The disk house did not specify the amount but the US press speaks of a record a record of half a billion dollars.
Le Monde with AFP
Sony Music confirmed on Thursday, November 16, having bought the entire musical rights of Bruce Springsteen. This is a record of half a billion dollars according to the press. In a statement, “Sony Music Group has announced having acquired the entire recorded music catalogs and Bruce Springsteen compositions via two” distinct “agreements.

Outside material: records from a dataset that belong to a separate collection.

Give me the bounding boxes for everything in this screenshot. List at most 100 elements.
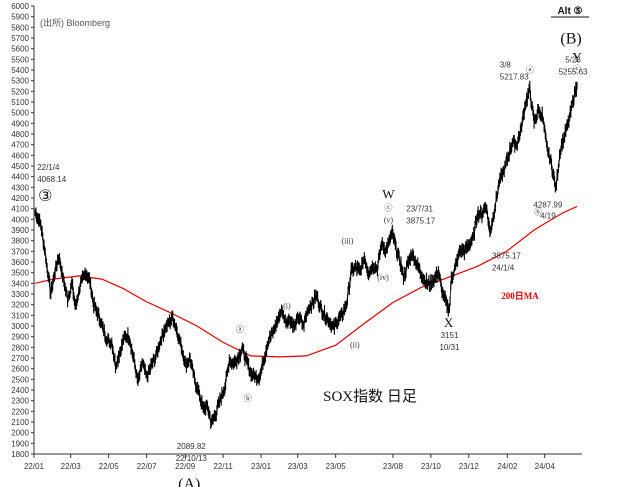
wave-label: (A) — [178, 476, 200, 487]
annotation-label: 4/19 — [540, 212, 556, 221]
wave-label: (iii) — [341, 236, 353, 245]
x-tick-label: 23/08 — [383, 462, 404, 471]
y-tick-label: 2100 — [11, 418, 29, 427]
y-tick-label: 3200 — [11, 301, 29, 310]
y-tick-label: 2800 — [11, 343, 29, 352]
wave-label: ⓑ — [244, 394, 252, 403]
y-tick-label: 5300 — [11, 77, 29, 86]
wave-label: Y — [572, 49, 582, 64]
y-tick-label: 4700 — [11, 141, 29, 150]
x-tick-label: 23/10 — [421, 462, 442, 471]
y-tick-label: 3600 — [11, 258, 29, 267]
annotation-label: 24/1/4 — [492, 264, 515, 273]
y-tick-label: 5800 — [11, 23, 29, 32]
annotation-label: 2089.82 — [177, 442, 206, 451]
y-tick-label: 1800 — [11, 450, 29, 459]
annotation-label: 23/7/31 — [406, 205, 433, 214]
y-tick-label: 3500 — [11, 269, 29, 278]
y-tick-label: 1900 — [11, 439, 29, 448]
source-label: (出所) Bloomberg — [40, 17, 110, 28]
y-tick-label: 3300 — [11, 290, 29, 299]
wave-label: ③ — [38, 188, 52, 205]
y-tick-label: 5000 — [11, 109, 29, 118]
annotation-label: 3151 — [441, 331, 459, 340]
y-tick-label: 5900 — [11, 13, 29, 22]
annotation-label: 5/23 — [565, 55, 581, 64]
x-tick-label: 22/01 — [24, 462, 45, 471]
annotation-label: 22/10/13 — [176, 454, 208, 463]
x-tick-label: 22/09 — [175, 462, 196, 471]
wave-label: (i) — [283, 301, 291, 310]
annotation-label: 4287.99 — [533, 201, 562, 210]
y-tick-label: 2000 — [11, 429, 29, 438]
y-tick-label: 3700 — [11, 247, 29, 256]
x-tick-label: 23/05 — [326, 462, 347, 471]
y-tick-label: 2300 — [11, 397, 29, 406]
annotation-label: 5255.63 — [559, 67, 588, 76]
annotations: 22/1/4 4068.14 2089.82 22/10/13 23/7/31 3875.… — [37, 55, 588, 463]
wave-label: ⓒ — [384, 204, 392, 213]
y-tick-label: 4900 — [11, 119, 29, 128]
y-tick-label: 2400 — [11, 386, 29, 395]
wave-label: (iv) — [377, 273, 389, 282]
y-tick-label: 3400 — [11, 279, 29, 288]
x-tick-label: 22/05 — [99, 462, 120, 471]
y-tick-label: 5600 — [11, 45, 29, 54]
x-tick-label: 22/03 — [61, 462, 82, 471]
wave-label: ⓒ — [573, 64, 581, 73]
x-tick-label: 24/02 — [497, 462, 518, 471]
x-tick-label: 23/01 — [251, 462, 272, 471]
x-tick-label: 22/11 — [213, 462, 233, 471]
y-tick-label: 2900 — [11, 333, 29, 342]
x-tick-label: 22/07 — [137, 462, 158, 471]
y-tick-label: 4000 — [11, 215, 29, 224]
chart-title: SOX指数 日足 — [323, 388, 417, 405]
y-tick-label: 3000 — [11, 322, 29, 331]
y-tick-label: 6000 — [11, 2, 29, 11]
annotation-label: 10/31 — [439, 343, 460, 352]
y-tick-label: 2700 — [11, 354, 29, 363]
ma-line — [35, 205, 578, 358]
x-tick-label: 24/04 — [535, 462, 556, 471]
y-tick-label: 3900 — [11, 226, 29, 235]
annotation-label: 22/1/4 — [37, 163, 60, 172]
corner-label: Alt ⑤ — [557, 6, 582, 17]
ma-series — [35, 205, 578, 358]
wave-label: W — [382, 187, 395, 202]
x-tick-label: 23/03 — [288, 462, 309, 471]
y-tick-label: 3100 — [11, 311, 29, 320]
annotation-label: 3875.17 — [492, 252, 521, 261]
wave-label: ⓐ — [236, 325, 244, 334]
y-tick-label: 4600 — [11, 151, 29, 160]
y-tick-label: 3800 — [11, 237, 29, 246]
y-tick-label: 5200 — [11, 87, 29, 96]
y-tick-label: 5100 — [11, 98, 29, 107]
y-tick-label: 5500 — [11, 55, 29, 64]
price-line — [34, 85, 578, 426]
y-tick-label: 4800 — [11, 130, 29, 139]
y-tick-label: 5700 — [11, 34, 29, 43]
y-tick-label: 4200 — [11, 194, 29, 203]
wave-label: ⓑ — [534, 208, 542, 217]
y-tick-label: 2500 — [11, 375, 29, 384]
y-tick-label: 2600 — [11, 365, 29, 374]
ma-legend-label: 200日MA — [501, 291, 539, 301]
y-tick-label: 4300 — [11, 183, 29, 192]
y-tick-label: 4500 — [11, 162, 29, 171]
price-series — [34, 80, 578, 429]
wave-label: X — [444, 315, 454, 330]
y-tick-label: 5400 — [11, 66, 29, 75]
wave-label: (B) — [560, 30, 581, 47]
annotation-label: 3/8 — [500, 60, 512, 69]
wave-label: (ii) — [350, 341, 360, 350]
y-tick-label: 4100 — [11, 205, 29, 214]
annotation-label: 3875.17 — [406, 217, 435, 226]
wave-label: (v) — [384, 216, 394, 225]
y-tick-label: 4400 — [11, 173, 29, 182]
x-tick-label: 23/12 — [459, 462, 480, 471]
annotation-label: 5217.83 — [500, 72, 529, 81]
wave-label: ⓐ — [526, 65, 534, 74]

Without unveiling the amount, the record company said that “the two agreements covered the musical rights of all Springsteen songs like” Born to Run “,” Born in the USA “,” Dancing in the dark ” (…) and “I’m we fire”.
The information had been unveiled Thursday morning by the American magazine Billboard and the New York Times who spoke of a record $ 500 million for this contract between The “boss” and the Japanese group.
150 million disks sold
Springsteen, immensely popular in the United States and abroad, sold more than 150 million records in half a century since 1972 to its label Columbia Records, in the fun of the Japanese multinational Sony.
“In the last 50 years, the men and women of Sony Music treated me with the greatest respect,” said the 72-year-old artist, cited in the press release. “I am delighted that my inheritance continues to be protected by a business and people I know and in whom I trust,” he congratulated.
The holding of catalog rights – which allow to reach royalties each use of a song, whether it is a download, a passage in a movie or an advertisement – may be very profitable over the long term.
Experts are that since 2020, a consequence of the CVIV-19 pandemic, large maneuvers are full for the acquisition of musical rights, especially with the revolution of streaming: the financial markets are fond of these “portfolios “Artists deemed timeless and generating stable revenue streams.
Tina Turner or Bob Dylan too
Springsteen is the last star in date for sale all or part of his musical catalog via transactions on astronomical amounts but never officially confirmed. In October, Tina Turner, 81, sold his musical rights to the German group BMG for a confidential sum,
The 2016 laureate of the Literature Nobel Prize, Bob Dylan, 80, had sold in December 2020 the entire catalog in Universal Music for an estimated 300 million dollars.
According to the industry experts, the price increase of catalogs started before 2020, but the amounts really flared with the pandemic when artists found themselves deprived of tours and concerts.